Prenez ce fait indéniable relevé dans Wikipédia30 : « Enseignante [...] au lycée jésuite La Providence, à Amiens, Brigitte Auzière y anime aussi un atelier de théâtre, où se produit en 1993 Emmanuel Macron, alors âgé de quinze ans [...]. Celui-ci, de vingt-quatre ans son cadet, tombe bientôt éperdument amoureux d'elle.
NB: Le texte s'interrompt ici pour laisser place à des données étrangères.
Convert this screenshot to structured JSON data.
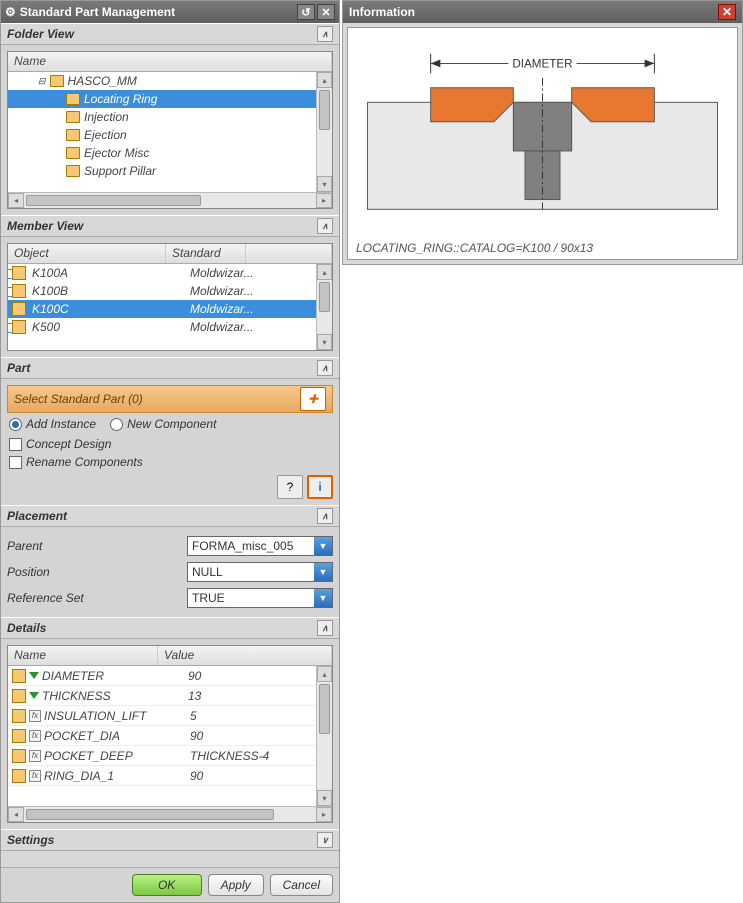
{
  "left": {
    "title": "Standard Part Management",
    "folder_view": {
      "header": "Folder View",
      "col_name": "Name",
      "tree": {
        "root": "HASCO_MM",
        "items": [
          "Locating Ring",
          "Injection",
          "Ejection",
          "Ejector Misc",
          "Support Pillar"
        ]
      }
    },
    "member_view": {
      "header": "Member View",
      "col_object": "Object",
      "col_standard": "Standard",
      "rows": [
        {
          "obj": "K100A",
          "std": "Moldwizar..."
        },
        {
          "obj": "K100B",
          "std": "Moldwizar..."
        },
        {
          "obj": "K100C",
          "std": "Moldwizar..."
        },
        {
          "obj": "K500",
          "std": "Moldwizar..."
        }
      ]
    },
    "part": {
      "header": "Part",
      "select_label": "Select Standard Part (0)",
      "add_instance": "Add Instance",
      "new_component": "New Component",
      "concept_design": "Concept Design",
      "rename_components": "Rename Components"
    },
    "placement": {
      "header": "Placement",
      "parent_lbl": "Parent",
      "parent_val": "FORMA_misc_005",
      "position_lbl": "Position",
      "position_val": "NULL",
      "refset_lbl": "Reference Set",
      "refset_val": "TRUE"
    },
    "details": {
      "header": "Details",
      "col_name": "Name",
      "col_value": "Value",
      "rows": [
        {
          "n": "DIAMETER",
          "v": "90",
          "tri": true
        },
        {
          "n": "THICKNESS",
          "v": "13",
          "tri": true
        },
        {
          "n": "INSULATION_LIFT",
          "v": "5",
          "ex": true
        },
        {
          "n": "POCKET_DIA",
          "v": "90",
          "ex": true
        },
        {
          "n": "POCKET_DEEP",
          "v": "THICKNESS-4",
          "ex": true
        },
        {
          "n": "RING_DIA_1",
          "v": "90",
          "ex": true
        }
      ]
    },
    "settings": {
      "header": "Settings"
    },
    "buttons": {
      "ok": "OK",
      "apply": "Apply",
      "cancel": "Cancel"
    }
  },
  "right": {
    "title": "Information",
    "dim_label": "DIAMETER",
    "caption": "LOCATING_RING::CATALOG=K100 / 90x13"
  }
}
Malgré l'opposition de ses parents et le scandale qu'il provoque dans la famille de Brigitte, leur idylle se poursuit plus discrètement à Paris où il est parti suivre sa terminale ». Dans la France de 1969 une telle affaire?, rendue publique, vous conduit devant les tribunaux et vous accule au suicide ; dans celle de 1993, beaucoup plus laxiste, elle provoque la réprobation, sans plus ; dans celle de 2017, tout autant nourrie à la moraline que celle de 1969, elle devrait susciter l'opprobre et mettre sinon Emmanuel, du moins Brigitte devant le tribunal de l'opinion (soit dit en passant, en 1993 elle aurait censément du l'amener au minimum devant le tribunal correctionnel puisqu'il s'agit d'un des cas où la relation sexuelle entre un majeur et un mineur de 15 à 18 ans est illicite). Vous avez déjà entendu des médiateurs soulever ce sujet délicat ? Moi non plus. Le favori des médias a cette vertu de ne pas autoriser les questions qui fâchent réellement. Pour avoir vu ou connu quelques cas de ce genre, j'ai mon opinion là-dessus mais peu importe31, par cotre je trouve intéressant que les médiateurs, si souvent prompts à soupçonner l'abus sur mineur (en général inexactement nommé « détournement de mineur ») et d'accord avec l'idée d'un allongement de la durée avant prescription pour ces infractions (certains étaient même d'accord avec la proposition récente qu'il n'y ait plus de prescription en la matière), n'aient rien dit de tel sur ce cas précis et réel.